4. Advanced, Pervasive and Invisible Analytics
Taking a sensible approach to big data, this particular key point of the symposium highlighted “big answers” over “big data” to address the massive volume of analytics that will come with the rise of embedded systems and IoT. The big thing to consider is how to “deliver exactly the right answers at exactly the right time.”
5. Context-Rich Systems
Context-awareness isn’t a new tech trend – it’s been the goal of mobile technology for years, with software like Siri and Cortana featured on more recent mobile operating systems. Location-based services invited the idea that context could play a role in how tech is delivered, and this will only become a richer experience as various other types of embedded intelligence can peg down more information than just location.
6. Smart Machines
We start to see a hierarchy to Gartner’s trends, here, where context-rich systems and advanced analytics coalesce to provide the perfect conditions for a world of “smart machines.” HomeKit, Google’s Smart Car and other existing technologies provide the groundwork that will propel the new age of “machine helpers.” Gartner’s statement prophesies, “The smart machine era will be the most disruptive in the history of IT.”
7. Cloud/Client Computing
The first step for the cloud is to synchronize content in a way that allows for a growth of centrally coordinated applications, in the multi-device world. We’ve seen that emerging already in 2014 across the leading digital platforms, which paves the way for “simultaneous use of multiple devices” by a single application.

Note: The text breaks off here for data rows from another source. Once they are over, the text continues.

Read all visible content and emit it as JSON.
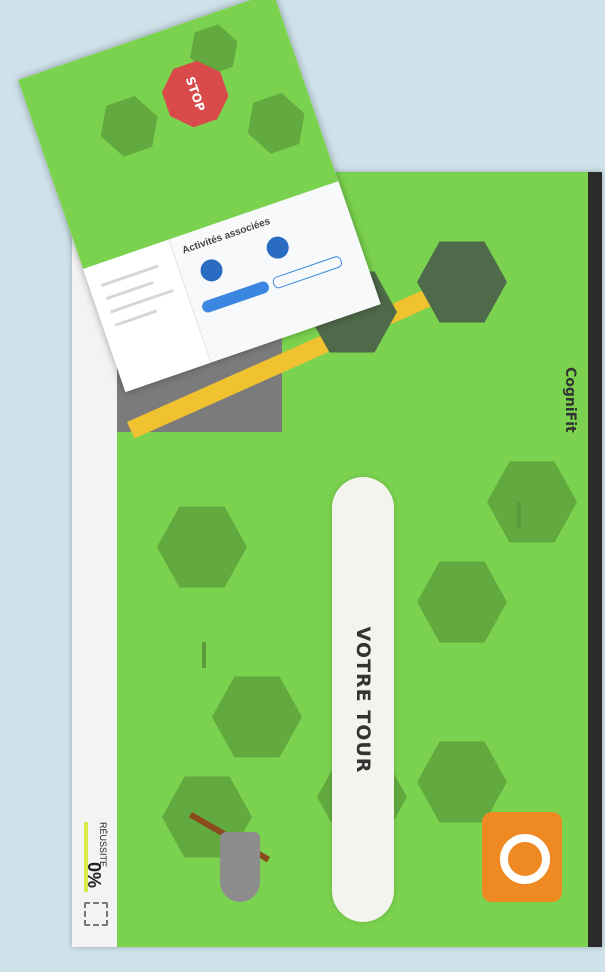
{
  "game": {
    "turn_label": "VOTRE TOUR",
    "score_label": "RÉUSSITE",
    "score_value": "0%",
    "logo": "CogniFit"
  },
  "overlay": {
    "stop_sign": "STOP",
    "panel_title": "Activités associées"
  },
  "icons": {
    "fullscreen": "fullscreen-icon"
  },
  "colors": {
    "grass": "#7ad24e",
    "road": "#7b7b7b",
    "stripe": "#f0c230",
    "accent_blue": "#3b86e0",
    "stop_red": "#d94a4a"
  }
}
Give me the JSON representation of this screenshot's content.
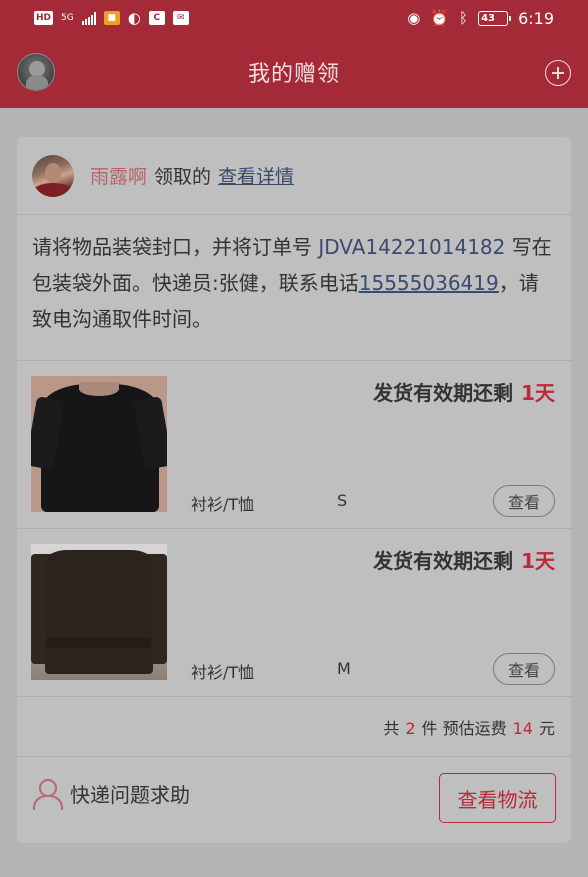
{
  "status_bar": {
    "left_badges": [
      "HD",
      "5G"
    ],
    "battery": "43",
    "time": "6:19"
  },
  "header": {
    "title": "我的赠领"
  },
  "card": {
    "donor_name": "雨露啊",
    "claim_text": "领取的",
    "detail_link": "查看详情",
    "instructions": {
      "part1": "请将物品装袋封口，并将订单号 ",
      "order_no": "JDVA14221014182",
      "part2": " 写在包装袋外面。快递员:张健，联系电话",
      "phone": "15555036419",
      "part3": "，请致电沟通取件时间。"
    },
    "items": [
      {
        "validity_label": "发货有效期还剩",
        "validity_days": "1天",
        "category": "衬衫/T恤",
        "size": "S",
        "view_label": "查看"
      },
      {
        "validity_label": "发货有效期还剩",
        "validity_days": "1天",
        "category": "衬衫/T恤",
        "size": "M",
        "view_label": "查看"
      }
    ],
    "summary": {
      "prefix": "共",
      "count": "2",
      "mid": "件 预估运费",
      "fee": "14",
      "suffix": "元"
    },
    "help_label": "快递问题求助",
    "logistics_button": "查看物流"
  },
  "colors": {
    "brand": "#a52a37",
    "accent_red": "#b82a38",
    "link_blue": "#3a4a70"
  }
}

8. Software-Defined Applications and Infrastructure
Focus is needed to build and infrastructure dependent more upon software-defined application delivery (SDAD), that can shift rapidly and dynamically to meet the changing demands of digital business. Brittle and static hardware-reliant architecture will not meet the needs of the modern, mobile business, which needs an intelligent system that can configure elements programmatically and ‘on-the-fly.’
9. Web-Scale IT
In case there were any doubts, the days of IT living in a company’s basement are over. Web-scale IT is a Gartner-defined trend that is present and ever evolving. If you need an example, turn to Amazon, Google, Rackspace, or Netflix – to name just a few. DevOps is one way to achieve this – that is, bringing development and operations together – but there is more to the perfect formula that involves a collaborative organization, a learning culture, industrial-level data centers and holistically-implemented agile processes.
10. Risk-Based Security and Self-Protection
Security needs grow tremendously each day, and they have evolved past the Band-Aid of perimeter and firewall protections. For 2015 and beyond, developers will have to learn advanced ways to make their applications “self-aware” and “self-protecting.” As for the infrastructure – prioritizing security based upon risk will be the most effective way of ensuring security is there when you need it.